Periksa Pajak, Menkeu Akses Data WP di Bank

- detikFinance
Selasa, 22 Jan 2008 11:36 WIB
Jakarta - Untuk keperluan pemeriksaan perpajakan, Menteri Keuangan menghapuskan kewajiban merahasiakan data dan informasi pihak-pihak ketiga yang dimiliki oleh bank, akuntan publik, notaris, konsultan pajak, kantor administrasi, konsultan hukum, dan konsultan keuangan.

Demikian seperti tercantum dalam Peraturan Menteri Keuangan Nomor 201/PMK.03/2007 yang mengatur bahwa Menkeu berhak mengetahui data wajib pajak yang terdapat di perbankan. Aturan ini berlaku mulai 1 Januari 2008.
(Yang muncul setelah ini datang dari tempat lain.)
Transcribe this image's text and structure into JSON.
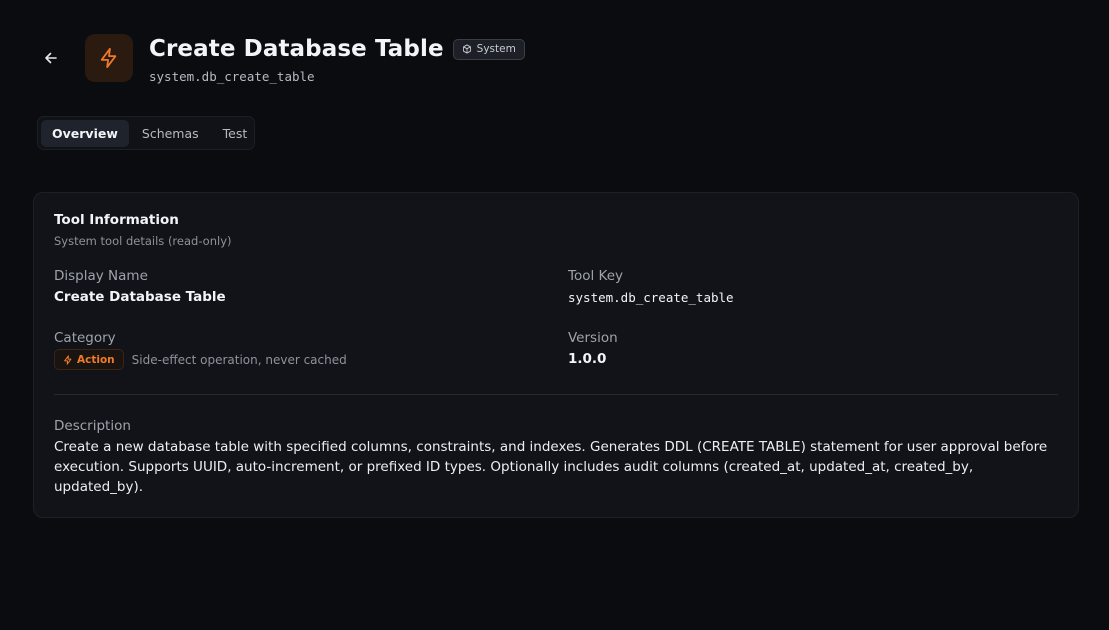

Hal ini disampaikan oleh Kepala Biro Humas Departemen Keuangan Samsuar Said dalam siaran pers yang diterima detikFinance, Selasa (22/1/2008).

SCROLL TO CONTINUE WITH CONTENT

Penghapusan kewajiban merahasiakan dana dalam rangka keperluan pemeriksaan, pemeriksaan Bukti Permulaan, penyidikan tindak pidana di bidang perpajakan dan penagihan pajak.
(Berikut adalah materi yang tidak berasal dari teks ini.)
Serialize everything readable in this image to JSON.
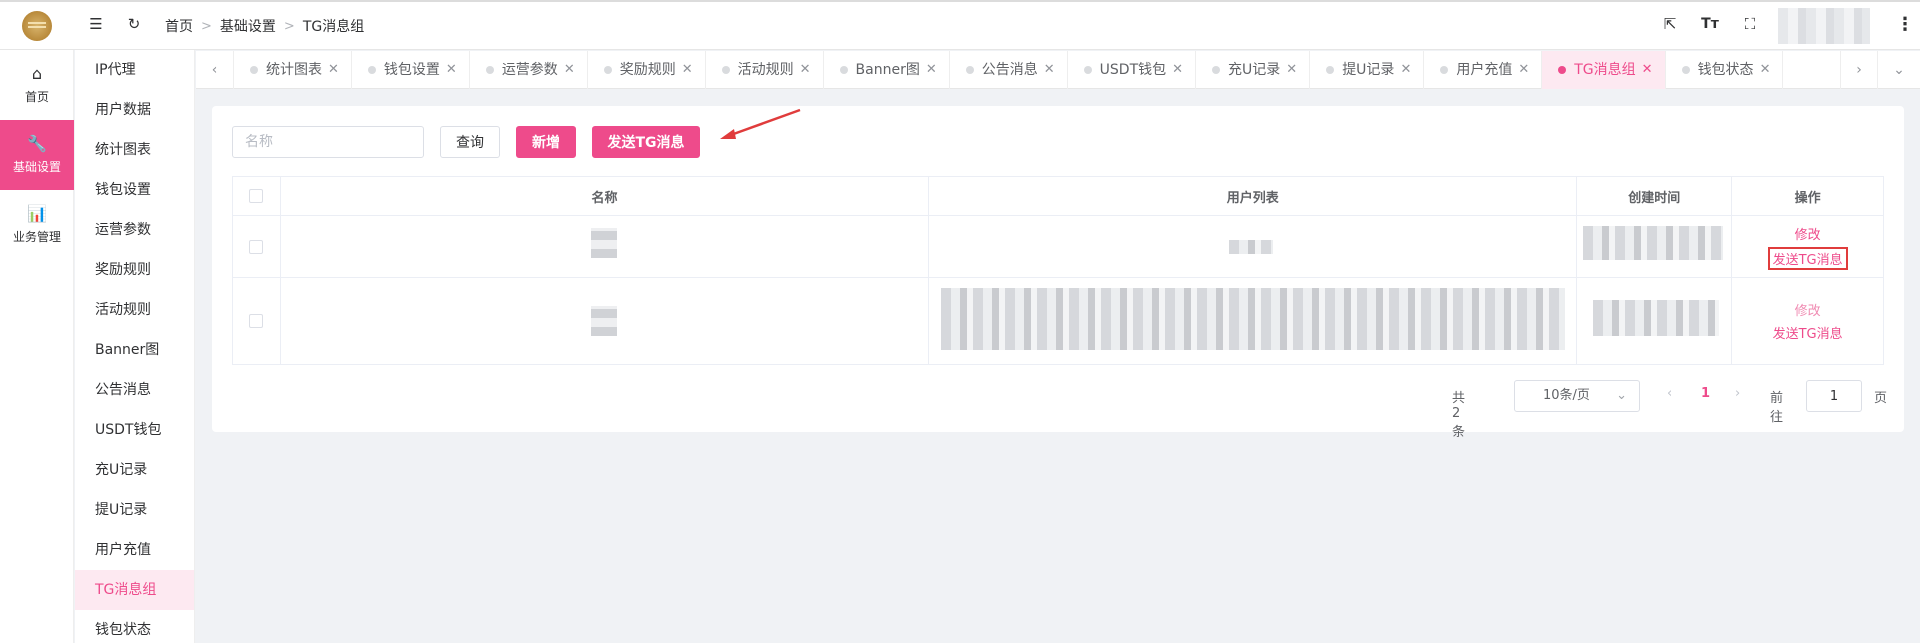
{
  "breadcrumb": [
    "首页",
    "基础设置",
    "TG消息组"
  ],
  "icon_rail": [
    {
      "label": "首页",
      "icon": "home-icon"
    },
    {
      "label": "基础设置",
      "icon": "wrench-icon",
      "active": true
    },
    {
      "label": "业务管理",
      "icon": "bar-chart-icon"
    }
  ],
  "submenu": [
    "IP代理",
    "用户数据",
    "统计图表",
    "钱包设置",
    "运营参数",
    "奖励规则",
    "活动规则",
    "Banner图",
    "公告消息",
    "USDT钱包",
    "充U记录",
    "提U记录",
    "用户充值",
    "TG消息组",
    "钱包状态"
  ],
  "submenu_active": "TG消息组",
  "tabs": [
    "统计图表",
    "钱包设置",
    "运营参数",
    "奖励规则",
    "活动规则",
    "Banner图",
    "公告消息",
    "USDT钱包",
    "充U记录",
    "提U记录",
    "用户充值",
    "TG消息组",
    "钱包状态"
  ],
  "tab_active": "TG消息组",
  "toolbar": {
    "search_placeholder": "名称",
    "query_label": "查询",
    "add_label": "新增",
    "send_label": "发送TG消息"
  },
  "table": {
    "headers": [
      "名称",
      "用户列表",
      "创建时间",
      "操作"
    ],
    "row_actions": {
      "edit": "修改",
      "send": "发送TG消息"
    }
  },
  "pagination": {
    "total_text": "共 2 条",
    "page_size": "10条/页",
    "current_page": "1",
    "goto_label": "前往",
    "goto_value": "1",
    "page_suffix": "页"
  },
  "colors": {
    "accent": "#ee4b8b",
    "annotation": "#e03c3c"
  }
}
Dikatakannya bahwa pihak-pihak ketiga, berdasarkan permintaan secara tertulis dari Dirjen Pajak atau Menkeu kepada Gubernur Bank Indonesia, wajib memberikan keterangan paling lama 7 hari sejak diterimanya surat permintaan keterangan atau bukti surat izin dari pihak yang berwenang.

"Apabila dalam jangka waktu tersebut tidak dipenuhi maka Ditjen Pajak akan melayangkan surat peringatan dan apabila surat peringatan tidak dipenuhi maka pihak-pihak ketiga tersebut dapat dipidana," tandasnya.

Permintaan keterangan atau bukti tertulis ini sekurang-kurangnya memuat identitas WP, keterangan dan bukti yang diminta serta maksud dilakukannya permintaan keterangan dan bukti.